I watch both sports, and although I do have issues with boxing I still accept that there's a relative opportunity for all competitors from all corners of the word to have a shot at a world title. It's not completely equal/fair, as boxers from the US/UK/Mexico have an advantage in terms of titleshots and repeated titleshots which the foreigners usually don't. But the mere fact that there's four titles which are seen in equal light gives people multiple routes, and you're not stuck with a situation with one champ colluding or hogging "the" belt.
But in MMA, it's completely skewed. In MMA, the UFC is seen as king, while Bellator is seen as the second guy. In the UFC, everything is geared towards Americans and Brazilians. There's roughly 66 male Brazilian fighters signed to the UFC, compared to only 23 Russian fighters. And most of those Russians fight once a year. Brazil is great at BJJ, but Russia is great at wrestling, Sambo, judo, Sanda and boxing. They have hundreds of Olympic medals in wrestling and boxing. Brazil has 0 medals in wrestling, and only 3 in boxing (their first Gold won in 2016).
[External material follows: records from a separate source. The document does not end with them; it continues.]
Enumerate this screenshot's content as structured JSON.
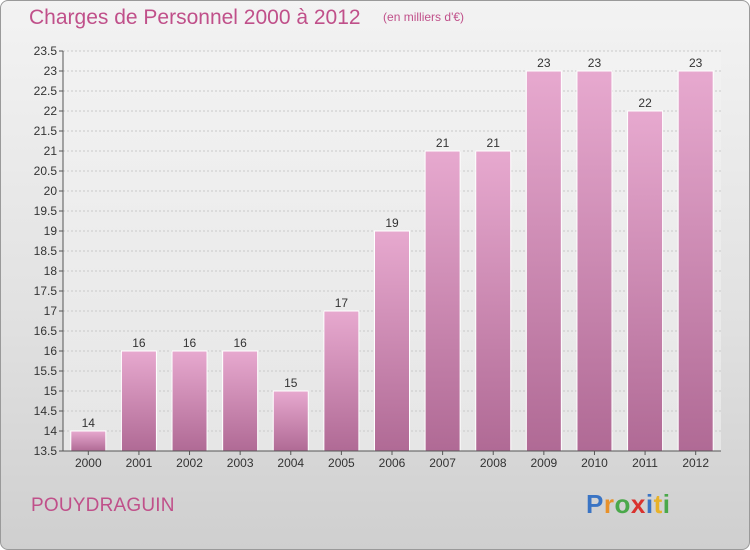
{
  "header": {
    "title": "Charges de Personnel 2000 à 2012",
    "subtitle": "(en milliers d'€)"
  },
  "footer": {
    "commune": "POUYDRAGUIN",
    "logo": "Proxiti"
  },
  "colors": {
    "accent": "#c0508a",
    "bar_top": "#e7a9cf",
    "bar_bottom": "#b06a95"
  },
  "chart_data": {
    "type": "bar",
    "title": "Charges de Personnel 2000 à 2012",
    "subtitle": "(en milliers d'€)",
    "categories": [
      "2000",
      "2001",
      "2002",
      "2003",
      "2004",
      "2005",
      "2006",
      "2007",
      "2008",
      "2009",
      "2010",
      "2011",
      "2012"
    ],
    "values": [
      14,
      16,
      16,
      16,
      15,
      17,
      19,
      21,
      21,
      23,
      23,
      22,
      23
    ],
    "ylim": [
      13.5,
      23.5
    ],
    "yticks": [
      "13.5",
      "14",
      "14.5",
      "15",
      "15.5",
      "16",
      "16.5",
      "17",
      "17.5",
      "18",
      "18.5",
      "19",
      "19.5",
      "20",
      "20.5",
      "21",
      "21.5",
      "22",
      "22.5",
      "23",
      "23.5"
    ],
    "grid": true
  }
}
So why are there so few Russians, but 3x as many Brazilians?
Then there's Bellator, which has an outright blacklist on North Caucasian fighters. The Russian Olympic wrestling team is entirely North Caucasian. They dominate Combat Sambo and MMA in Russia as well. Bellator having Russians but barring North-Caucasians is like someone allowing American boxers but barring Blacks/Hispanics. How do you bar the dominant contingent?
Boxing is changing its ways, there's more Eastern European and Central-Asian fighters being signed by Western promoters. GGG and Shumenov opened a lot of doors, and promoters are signing Kazakh and Uzbek Olympians and amateur aces. It's only in the last 2 years that Uzbeks have started going pro. Even though they dominated the amateurs for decades. I would appreciate if the UFC would sign more CIS fighters, particularly Russians who dominate grappling and who currently have one of the largest MMA scenes in the world with 4 major orgs and a dozen smaller orgs.
They are grossly underrepresented in the UFC. In fact, from what I gather the UFC doesn't even sign them. It's usually Ali AbdelAziz who signs them, then brings them to the UFC or PFL, whichever of the two takes them. One man can't handle it all, it also means Ali only signs athletes from gyms he's personally acquainted with. There's an ethnic dimension to this as well, which ends up where most of the guys he signs are from Northern Dagestan. Fighters from Southern Dagestan, Circassia and Chechnya have an even less chance of getting in. I mean, a few years ago most of the guys signed were teammates/friends of Khabib alone.